Usia tua bukan halangan, Sutopo selalu bersemangat dalam menjelaskan apapun. Terlebih begitu kuat untuk mengayuh becak penuh buku, penumpang, dengan terik matahari, serta rute yang jauh. Rahasianya barangkali pada usia mudanya, Sutopo setiap harinya berolahraga rutin dan sering mengikuti lomba lari maraton.
"Saya hampir setiap tahun ikut maraton, penyelenggaranya beda-beda.
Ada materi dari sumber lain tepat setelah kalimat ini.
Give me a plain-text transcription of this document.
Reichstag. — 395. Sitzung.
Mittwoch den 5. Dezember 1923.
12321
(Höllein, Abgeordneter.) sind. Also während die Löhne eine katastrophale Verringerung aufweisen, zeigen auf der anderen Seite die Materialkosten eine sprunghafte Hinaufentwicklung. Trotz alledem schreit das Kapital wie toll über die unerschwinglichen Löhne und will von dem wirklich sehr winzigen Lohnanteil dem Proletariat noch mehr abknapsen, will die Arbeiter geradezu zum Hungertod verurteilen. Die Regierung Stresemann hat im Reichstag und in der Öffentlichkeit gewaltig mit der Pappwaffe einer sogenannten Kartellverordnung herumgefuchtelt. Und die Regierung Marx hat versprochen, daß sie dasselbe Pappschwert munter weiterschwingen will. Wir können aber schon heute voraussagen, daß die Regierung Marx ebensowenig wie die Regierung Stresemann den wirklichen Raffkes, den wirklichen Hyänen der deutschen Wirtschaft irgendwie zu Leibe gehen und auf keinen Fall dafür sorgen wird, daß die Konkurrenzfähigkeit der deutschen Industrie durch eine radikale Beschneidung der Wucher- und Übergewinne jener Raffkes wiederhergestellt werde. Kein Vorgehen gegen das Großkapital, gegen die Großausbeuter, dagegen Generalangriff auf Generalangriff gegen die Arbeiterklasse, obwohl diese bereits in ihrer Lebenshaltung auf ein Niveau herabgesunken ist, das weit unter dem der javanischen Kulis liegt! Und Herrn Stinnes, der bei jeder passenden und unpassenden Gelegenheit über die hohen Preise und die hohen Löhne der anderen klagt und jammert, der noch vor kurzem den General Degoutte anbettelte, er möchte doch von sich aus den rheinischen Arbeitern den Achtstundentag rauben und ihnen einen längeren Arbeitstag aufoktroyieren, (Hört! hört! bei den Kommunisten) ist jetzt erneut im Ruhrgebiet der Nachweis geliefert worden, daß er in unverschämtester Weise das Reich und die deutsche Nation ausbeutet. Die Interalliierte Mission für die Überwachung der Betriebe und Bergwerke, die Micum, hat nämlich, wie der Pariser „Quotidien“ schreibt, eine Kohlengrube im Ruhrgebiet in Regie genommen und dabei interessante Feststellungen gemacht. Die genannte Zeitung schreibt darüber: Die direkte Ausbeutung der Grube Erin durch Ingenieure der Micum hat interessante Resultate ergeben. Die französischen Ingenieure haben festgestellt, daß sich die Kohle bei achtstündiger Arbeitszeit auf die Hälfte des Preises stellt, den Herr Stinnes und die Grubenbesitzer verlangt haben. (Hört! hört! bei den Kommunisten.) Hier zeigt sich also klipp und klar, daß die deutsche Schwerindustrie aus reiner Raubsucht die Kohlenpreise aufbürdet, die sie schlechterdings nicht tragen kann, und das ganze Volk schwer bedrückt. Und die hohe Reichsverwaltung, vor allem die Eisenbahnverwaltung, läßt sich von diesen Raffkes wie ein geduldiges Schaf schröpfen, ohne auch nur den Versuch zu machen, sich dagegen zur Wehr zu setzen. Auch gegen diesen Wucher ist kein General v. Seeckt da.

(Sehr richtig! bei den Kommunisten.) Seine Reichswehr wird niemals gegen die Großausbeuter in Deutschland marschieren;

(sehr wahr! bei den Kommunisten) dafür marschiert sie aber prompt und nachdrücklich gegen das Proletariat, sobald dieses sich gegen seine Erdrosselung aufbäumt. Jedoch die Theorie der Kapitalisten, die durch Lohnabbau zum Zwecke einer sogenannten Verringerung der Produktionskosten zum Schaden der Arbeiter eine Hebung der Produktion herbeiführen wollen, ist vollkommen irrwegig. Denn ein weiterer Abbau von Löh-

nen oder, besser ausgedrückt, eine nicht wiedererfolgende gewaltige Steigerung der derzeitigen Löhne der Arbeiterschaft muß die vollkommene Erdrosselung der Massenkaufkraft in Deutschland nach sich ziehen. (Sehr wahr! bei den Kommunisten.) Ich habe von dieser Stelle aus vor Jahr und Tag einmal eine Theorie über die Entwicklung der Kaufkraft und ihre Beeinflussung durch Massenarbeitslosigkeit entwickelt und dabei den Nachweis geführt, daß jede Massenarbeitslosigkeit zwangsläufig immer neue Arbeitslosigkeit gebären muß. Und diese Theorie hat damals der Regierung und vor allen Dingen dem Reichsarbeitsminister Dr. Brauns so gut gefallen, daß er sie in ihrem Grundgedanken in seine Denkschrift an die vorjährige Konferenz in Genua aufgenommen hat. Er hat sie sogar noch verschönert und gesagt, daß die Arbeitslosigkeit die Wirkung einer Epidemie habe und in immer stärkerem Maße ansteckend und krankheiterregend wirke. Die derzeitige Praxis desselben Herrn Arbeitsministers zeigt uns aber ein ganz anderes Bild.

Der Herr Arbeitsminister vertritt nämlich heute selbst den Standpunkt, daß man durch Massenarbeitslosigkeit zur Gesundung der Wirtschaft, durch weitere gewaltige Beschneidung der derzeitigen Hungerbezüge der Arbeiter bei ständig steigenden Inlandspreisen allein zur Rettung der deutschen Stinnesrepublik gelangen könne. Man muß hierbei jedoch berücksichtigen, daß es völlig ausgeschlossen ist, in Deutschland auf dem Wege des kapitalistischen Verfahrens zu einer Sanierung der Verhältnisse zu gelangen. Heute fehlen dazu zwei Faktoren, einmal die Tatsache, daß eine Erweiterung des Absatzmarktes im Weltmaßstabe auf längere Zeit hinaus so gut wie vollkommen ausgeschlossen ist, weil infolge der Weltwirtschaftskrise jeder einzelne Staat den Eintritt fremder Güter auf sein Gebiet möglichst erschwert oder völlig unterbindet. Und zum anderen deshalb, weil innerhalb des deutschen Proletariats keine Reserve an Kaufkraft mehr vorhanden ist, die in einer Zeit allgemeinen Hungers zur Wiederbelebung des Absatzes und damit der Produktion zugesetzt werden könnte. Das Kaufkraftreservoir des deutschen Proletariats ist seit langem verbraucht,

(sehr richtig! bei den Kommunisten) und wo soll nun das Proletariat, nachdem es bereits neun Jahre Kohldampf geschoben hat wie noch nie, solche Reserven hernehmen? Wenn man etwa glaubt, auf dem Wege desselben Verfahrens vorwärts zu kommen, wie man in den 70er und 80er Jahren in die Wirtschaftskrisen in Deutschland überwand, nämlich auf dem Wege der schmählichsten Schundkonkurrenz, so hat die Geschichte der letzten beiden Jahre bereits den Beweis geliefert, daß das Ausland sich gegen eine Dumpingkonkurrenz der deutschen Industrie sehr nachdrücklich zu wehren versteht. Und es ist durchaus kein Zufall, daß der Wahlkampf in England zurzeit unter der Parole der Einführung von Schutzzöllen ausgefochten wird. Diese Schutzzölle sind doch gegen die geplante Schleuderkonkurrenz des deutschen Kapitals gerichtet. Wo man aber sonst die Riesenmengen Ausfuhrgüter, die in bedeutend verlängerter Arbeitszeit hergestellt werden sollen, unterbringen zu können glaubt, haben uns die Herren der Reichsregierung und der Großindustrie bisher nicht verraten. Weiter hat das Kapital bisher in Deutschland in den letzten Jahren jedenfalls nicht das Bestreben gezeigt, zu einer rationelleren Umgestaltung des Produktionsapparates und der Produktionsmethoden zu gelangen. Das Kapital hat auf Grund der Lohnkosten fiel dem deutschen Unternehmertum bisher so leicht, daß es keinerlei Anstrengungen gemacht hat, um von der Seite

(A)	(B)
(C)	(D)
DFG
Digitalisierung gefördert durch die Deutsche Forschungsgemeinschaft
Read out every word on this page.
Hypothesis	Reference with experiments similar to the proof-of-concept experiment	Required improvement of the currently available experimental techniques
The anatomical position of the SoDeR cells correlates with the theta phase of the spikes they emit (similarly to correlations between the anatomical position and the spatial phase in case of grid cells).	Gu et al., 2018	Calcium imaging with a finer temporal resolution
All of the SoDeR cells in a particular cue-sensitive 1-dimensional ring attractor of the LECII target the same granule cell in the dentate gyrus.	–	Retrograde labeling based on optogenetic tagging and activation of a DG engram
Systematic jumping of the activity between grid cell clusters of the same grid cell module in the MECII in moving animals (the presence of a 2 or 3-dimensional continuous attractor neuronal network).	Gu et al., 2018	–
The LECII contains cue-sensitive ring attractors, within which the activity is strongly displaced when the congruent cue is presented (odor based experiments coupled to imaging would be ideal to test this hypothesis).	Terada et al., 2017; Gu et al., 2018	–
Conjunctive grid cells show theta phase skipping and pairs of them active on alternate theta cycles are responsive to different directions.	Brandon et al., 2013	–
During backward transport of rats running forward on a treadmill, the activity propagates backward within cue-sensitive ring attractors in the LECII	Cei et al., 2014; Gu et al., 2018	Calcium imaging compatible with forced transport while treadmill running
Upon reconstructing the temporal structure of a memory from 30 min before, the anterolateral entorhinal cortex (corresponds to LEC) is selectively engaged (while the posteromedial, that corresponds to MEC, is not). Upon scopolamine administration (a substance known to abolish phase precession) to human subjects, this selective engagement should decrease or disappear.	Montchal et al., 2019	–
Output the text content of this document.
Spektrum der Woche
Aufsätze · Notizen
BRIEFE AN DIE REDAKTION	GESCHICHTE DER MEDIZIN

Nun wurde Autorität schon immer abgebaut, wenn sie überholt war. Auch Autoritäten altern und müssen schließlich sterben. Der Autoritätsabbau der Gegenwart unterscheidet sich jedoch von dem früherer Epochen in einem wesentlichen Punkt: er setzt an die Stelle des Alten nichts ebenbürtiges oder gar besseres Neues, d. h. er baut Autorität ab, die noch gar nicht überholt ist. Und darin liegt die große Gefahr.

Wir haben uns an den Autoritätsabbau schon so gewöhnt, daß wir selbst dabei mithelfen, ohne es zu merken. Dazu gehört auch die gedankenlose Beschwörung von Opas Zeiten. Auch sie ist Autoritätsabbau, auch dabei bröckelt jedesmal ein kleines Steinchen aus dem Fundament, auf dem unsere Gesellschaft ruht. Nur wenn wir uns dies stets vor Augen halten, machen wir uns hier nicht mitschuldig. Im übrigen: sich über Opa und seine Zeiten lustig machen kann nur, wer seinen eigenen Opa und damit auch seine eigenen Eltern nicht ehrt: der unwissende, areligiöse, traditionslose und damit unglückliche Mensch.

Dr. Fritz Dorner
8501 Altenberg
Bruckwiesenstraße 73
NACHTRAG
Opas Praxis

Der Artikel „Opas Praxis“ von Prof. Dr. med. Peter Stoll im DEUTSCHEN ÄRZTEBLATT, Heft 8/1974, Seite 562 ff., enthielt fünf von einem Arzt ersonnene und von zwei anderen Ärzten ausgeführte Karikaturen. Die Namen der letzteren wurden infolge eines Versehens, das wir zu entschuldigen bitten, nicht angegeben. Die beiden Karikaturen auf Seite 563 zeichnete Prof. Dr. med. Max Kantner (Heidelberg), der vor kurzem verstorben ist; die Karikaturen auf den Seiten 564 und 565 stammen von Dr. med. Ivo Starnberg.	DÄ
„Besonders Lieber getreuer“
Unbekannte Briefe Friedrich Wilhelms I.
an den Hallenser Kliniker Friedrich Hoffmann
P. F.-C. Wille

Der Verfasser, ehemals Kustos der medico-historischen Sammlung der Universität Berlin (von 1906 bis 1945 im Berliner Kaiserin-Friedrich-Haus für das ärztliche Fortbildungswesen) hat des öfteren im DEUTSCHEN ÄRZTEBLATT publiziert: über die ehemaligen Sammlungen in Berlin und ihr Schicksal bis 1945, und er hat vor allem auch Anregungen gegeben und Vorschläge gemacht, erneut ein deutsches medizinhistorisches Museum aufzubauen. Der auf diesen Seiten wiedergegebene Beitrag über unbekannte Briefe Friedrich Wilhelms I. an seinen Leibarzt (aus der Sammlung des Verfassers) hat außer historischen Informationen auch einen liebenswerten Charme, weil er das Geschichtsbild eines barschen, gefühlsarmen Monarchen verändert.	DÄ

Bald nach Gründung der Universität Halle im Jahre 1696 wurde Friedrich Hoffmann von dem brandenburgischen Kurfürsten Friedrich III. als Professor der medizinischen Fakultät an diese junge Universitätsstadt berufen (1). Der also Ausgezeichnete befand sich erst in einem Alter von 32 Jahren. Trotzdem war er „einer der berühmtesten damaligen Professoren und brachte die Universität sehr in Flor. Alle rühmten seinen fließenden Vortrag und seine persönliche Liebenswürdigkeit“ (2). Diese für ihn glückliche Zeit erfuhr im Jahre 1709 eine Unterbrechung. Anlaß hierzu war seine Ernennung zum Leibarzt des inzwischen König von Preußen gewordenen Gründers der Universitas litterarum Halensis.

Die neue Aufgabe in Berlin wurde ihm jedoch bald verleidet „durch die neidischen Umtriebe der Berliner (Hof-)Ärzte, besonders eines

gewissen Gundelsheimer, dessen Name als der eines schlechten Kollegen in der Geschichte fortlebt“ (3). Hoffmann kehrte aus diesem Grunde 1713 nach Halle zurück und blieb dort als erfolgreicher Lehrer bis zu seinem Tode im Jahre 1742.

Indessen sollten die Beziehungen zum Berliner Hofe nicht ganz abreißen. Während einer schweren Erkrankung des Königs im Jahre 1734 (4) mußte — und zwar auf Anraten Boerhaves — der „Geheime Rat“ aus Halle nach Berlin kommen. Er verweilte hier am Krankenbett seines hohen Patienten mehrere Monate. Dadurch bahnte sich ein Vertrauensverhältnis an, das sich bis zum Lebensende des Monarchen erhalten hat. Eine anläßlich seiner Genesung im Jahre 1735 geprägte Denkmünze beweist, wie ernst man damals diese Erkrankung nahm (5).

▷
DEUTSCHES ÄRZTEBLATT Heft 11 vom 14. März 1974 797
Walau tidak sekuat dulu, dan suka berada posisi paling belakang, tak masalah," ujarnya sembari tertawa.
Untuk Becak Pustaka, Sutopo tidak melihat siapapun menirunya, atau terinspirasi membuat becak dengan konsep yang sama. Ia menyadari bahwa sebagian besar pengayuh becak tidak memiliki pendidikan yang mumpuni, singkatnya- tidak suka baca. Ia bagaimanapun ingin mengubah persepsi tersebut, paling tidak dari diri sendiri dan mencoba mengedukasi, sesederhana memberikan fasilitas bacaan buku ke penumpang yang naik di becaknya. Sutopo juga tidak ragu memberi bacaannya secara cuma-cuma.
"Pernah ada penumpang anak kecil, tidak mau turun ketika dijemput ibunya karena belum selesai baca salah satu majalah, ya saya beri saja, dibawa pulang tidak apa" ujarnya sembari tertawa kecil.
Pak Sutopo masih bekerja untuk mengayuh becak setiap harinya. Koleksi buku di becak pustaka sangat beragam, dimulai dari novel, buku pengetahuan umum, buku bahasa, keagamaan dan masih banyak lagi.
"Buku untuk semua kalangan ada, tua-muda, saya juga punya buku yang dianggap meresahkan oleh sebagian kelompok, semacam buku-buku kiri," ujar Sutopo.
"Berbagi ilmu dan selalu baik hati kepada siapapun. Tetap berusaha dan berserah diri," tuturnya. Sutopo setiap harinya mangkal di depan Bank BPD DIY Bumijo, dari pukul 07.00 WIB hingga 16.00 WIB. Becaknya tidak memiliki tarif yang pasti, "Ya seiklasnya saja, terserah, berapapun boleh," selalu tungkas Sutopo.